De belangrijkste reden daarvoor is dat staten soeverein zijn. Ook dat is in het internationale recht vastgelegd. Er is geen hogere macht dan de staat zelf. De Verenigde Naties is geen supranationale regering, maar een internationaal samenwerkings- en overlegorgaan dat volledig afhankelijk is van de politieke wil van de lidstaten. Hetzelfde geldt voor het Internationale Gerechtshof: hun uitspraken zijn bindend, maar als een staat ze naast zich neerlegt - zoals Israël inzake het voorkomen van genocide in Gaza nu bijvoorbeeld doet -, is er heel weinig tegen te doen.

De VN Veiligheidsraad heeft als enig orgaan vergaande bevoegdheden, die zwaarder wegen dan de statelijke soevereiniteit. Zij zouden, als een situatie een bedreiging voor de internationale vrede en veiligheid vormt, dwingende maatregelen kunnen uitvaardigen en die zelfs, indien nodig, met geweld kunnen afdwingen. Dit is in hoofdstuk VII van het VN Handvest vastgelegd. In de VN Veiligheidsraad zetelen 5 permanente leden: de Verenigde Staten, Rusland, China, het Verenigd Koninkrijk en Frankrijk, die allen een vetorecht hebben. Daarmee kunnen ze beslissingen tot ingrijpen blokkeren en dat gebeurt maar al te vaak. Zo ook nu, met betrekking tot bijvoorbeeld de situatie in Gaza. Ook hier geldt dus: er zijn voldoende regels maar niet de politieke wil om, desnoods met geweld, naleving van die regels af te dwingen. 

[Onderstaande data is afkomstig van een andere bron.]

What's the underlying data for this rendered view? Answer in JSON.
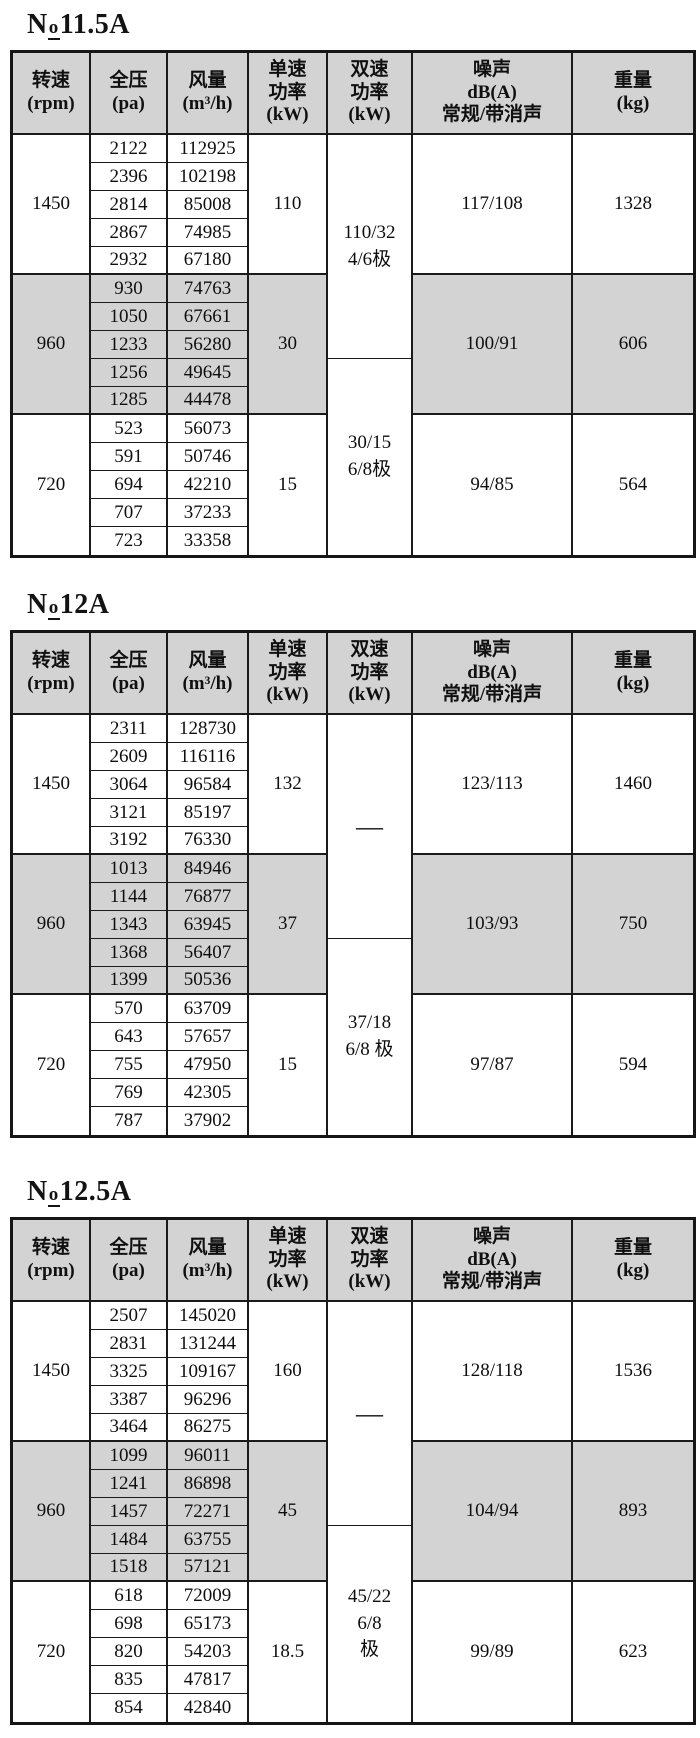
{
  "colors": {
    "shaded_band": "#d3d3d3",
    "header_bg": "#d3d3d3",
    "border": "#1a1a1a",
    "page_bg": "#ffffff"
  },
  "header": {
    "columns": [
      {
        "id": "speed",
        "lines": [
          "转速",
          "(rpm)"
        ]
      },
      {
        "id": "pressure",
        "lines": [
          "全压",
          "(pa)"
        ]
      },
      {
        "id": "flow",
        "lines": [
          "风量",
          "(m³/h)"
        ]
      },
      {
        "id": "single-power",
        "lines": [
          "单速",
          "功率",
          "(kW)"
        ]
      },
      {
        "id": "dual-power",
        "lines": [
          "双速",
          "功率",
          "(kW)"
        ]
      },
      {
        "id": "noise",
        "lines": [
          "噪声",
          "dB(A)",
          "常规/带消声"
        ]
      },
      {
        "id": "weight",
        "lines": [
          "重量",
          "(kg)"
        ]
      }
    ]
  },
  "tables": [
    {
      "model": "No11.5A",
      "title_n": "N",
      "title_o": "o",
      "title_rest": "11.5A",
      "groups": [
        {
          "rpm": "1450",
          "shaded": false,
          "rows": [
            [
              "2122",
              "112925"
            ],
            [
              "2396",
              "102198"
            ],
            [
              "2814",
              "85008"
            ],
            [
              "2867",
              "74985"
            ],
            [
              "2932",
              "67180"
            ]
          ],
          "single_power": "110",
          "noise": "117/108",
          "weight": "1328"
        },
        {
          "rpm": "960",
          "shaded": true,
          "rows": [
            [
              "930",
              "74763"
            ],
            [
              "1050",
              "67661"
            ],
            [
              "1233",
              "56280"
            ],
            [
              "1256",
              "49645"
            ],
            [
              "1285",
              "44478"
            ]
          ],
          "single_power": "30",
          "noise": "100/91",
          "weight": "606"
        },
        {
          "rpm": "720",
          "shaded": false,
          "rows": [
            [
              "523",
              "56073"
            ],
            [
              "591",
              "50746"
            ],
            [
              "694",
              "42210"
            ],
            [
              "707",
              "37233"
            ],
            [
              "723",
              "33358"
            ]
          ],
          "single_power": "15",
          "noise": "94/85",
          "weight": "564"
        }
      ],
      "dual_power_cells": [
        {
          "lines": [
            "110/32",
            "4/6极"
          ]
        },
        {
          "lines": [
            "30/15",
            "6/8极"
          ]
        }
      ]
    },
    {
      "model": "No12A",
      "title_n": "N",
      "title_o": "o",
      "title_rest": "12A",
      "groups": [
        {
          "rpm": "1450",
          "shaded": false,
          "rows": [
            [
              "2311",
              "128730"
            ],
            [
              "2609",
              "116116"
            ],
            [
              "3064",
              "96584"
            ],
            [
              "3121",
              "85197"
            ],
            [
              "3192",
              "76330"
            ]
          ],
          "single_power": "132",
          "noise": "123/113",
          "weight": "1460"
        },
        {
          "rpm": "960",
          "shaded": true,
          "rows": [
            [
              "1013",
              "84946"
            ],
            [
              "1144",
              "76877"
            ],
            [
              "1343",
              "63945"
            ],
            [
              "1368",
              "56407"
            ],
            [
              "1399",
              "50536"
            ]
          ],
          "single_power": "37",
          "noise": "103/93",
          "weight": "750"
        },
        {
          "rpm": "720",
          "shaded": false,
          "rows": [
            [
              "570",
              "63709"
            ],
            [
              "643",
              "57657"
            ],
            [
              "755",
              "47950"
            ],
            [
              "769",
              "42305"
            ],
            [
              "787",
              "37902"
            ]
          ],
          "single_power": "15",
          "noise": "97/87",
          "weight": "594"
        }
      ],
      "dual_power_cells": [
        {
          "lines": [
            "—"
          ]
        },
        {
          "lines": [
            "37/18",
            "6/8 极"
          ]
        }
      ]
    },
    {
      "model": "No12.5A",
      "title_n": "N",
      "title_o": "o",
      "title_rest": "12.5A",
      "groups": [
        {
          "rpm": "1450",
          "shaded": false,
          "rows": [
            [
              "2507",
              "145020"
            ],
            [
              "2831",
              "131244"
            ],
            [
              "3325",
              "109167"
            ],
            [
              "3387",
              "96296"
            ],
            [
              "3464",
              "86275"
            ]
          ],
          "single_power": "160",
          "noise": "128/118",
          "weight": "1536"
        },
        {
          "rpm": "960",
          "shaded": true,
          "rows": [
            [
              "1099",
              "96011"
            ],
            [
              "1241",
              "86898"
            ],
            [
              "1457",
              "72271"
            ],
            [
              "1484",
              "63755"
            ],
            [
              "1518",
              "57121"
            ]
          ],
          "single_power": "45",
          "noise": "104/94",
          "weight": "893"
        },
        {
          "rpm": "720",
          "shaded": false,
          "rows": [
            [
              "618",
              "72009"
            ],
            [
              "698",
              "65173"
            ],
            [
              "820",
              "54203"
            ],
            [
              "835",
              "47817"
            ],
            [
              "854",
              "42840"
            ]
          ],
          "single_power": "18.5",
          "noise": "99/89",
          "weight": "623"
        }
      ],
      "dual_power_cells": [
        {
          "lines": [
            "—"
          ]
        },
        {
          "lines": [
            "45/22",
            "6/8",
            "极"
          ]
        }
      ]
    }
  ]
}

Het recht is er dus wel, maar is in de toepassing ervan deels afhankelijk van de welwillendheid van de politieke machthebbers. Dat is een trieste constatering, omdat de rechten van de mens nu juist in het leven geroepen waren om burgers tegen de almacht van de staat en een repressieve dictator te beschermen.

Dus waar we eigenlijk juist toe zouden moeten naar een wereld waarin alle politieke leiders zich volledig vrijwillig aan genoemde regels houden en zich daardoor laten leiden, zien we sinds enkele jaren juist de opkomst van autoritaire en dictatoriale leiders die dat niet doen en zichzelf boven de wet plaatsen. Ze leggen de mensenrechten naast zich neer of erkennen ze alleen voor hun eigen groep of volk en sluiten politiek andersgezinden, vluchtelingen of migranten van deze rechten uit. Deze gevaarlijke ontwikkeling brengt ons terug in een Orwelliaanse dierenboerderij waarin alle dieren gelijk zijn, maar sommigen toch meer gelijk dan anderen. 

Een dergelijke situatie moeten we voorkomen. Niet zozeer door nog meer regels te maken, maar door ervoor te zorgen dat de meest fundamentele mensenrechten ook daadwerkelijk nageleefd worden. We moeten ons verzetten tegen alle trends (zowel binnen onze eigen samenleving als daarbuiten) om afbreuk te doen aan deze belangrijke rechten. We moeten er ook tegen opstaan, zelfs als dat slechts met betrekking tot een (klein) deel van de bevolking dreigt te gebeuren – hier of elders in de wereld, dat maakt uiteindelijk niet uit.

Doen we dat namelijk niet, dan verwordt het juridisch en normatief kader, dat juist het fundament van onze rechtstaat en de wereldorde zou moeten zijn, steeds meer tot een keuzemenu van de politieke machthebbers. En dat vormt een ernstige bedreiging voor onze rechtstaat, maar ook voor de internationale vrede en veiligheid.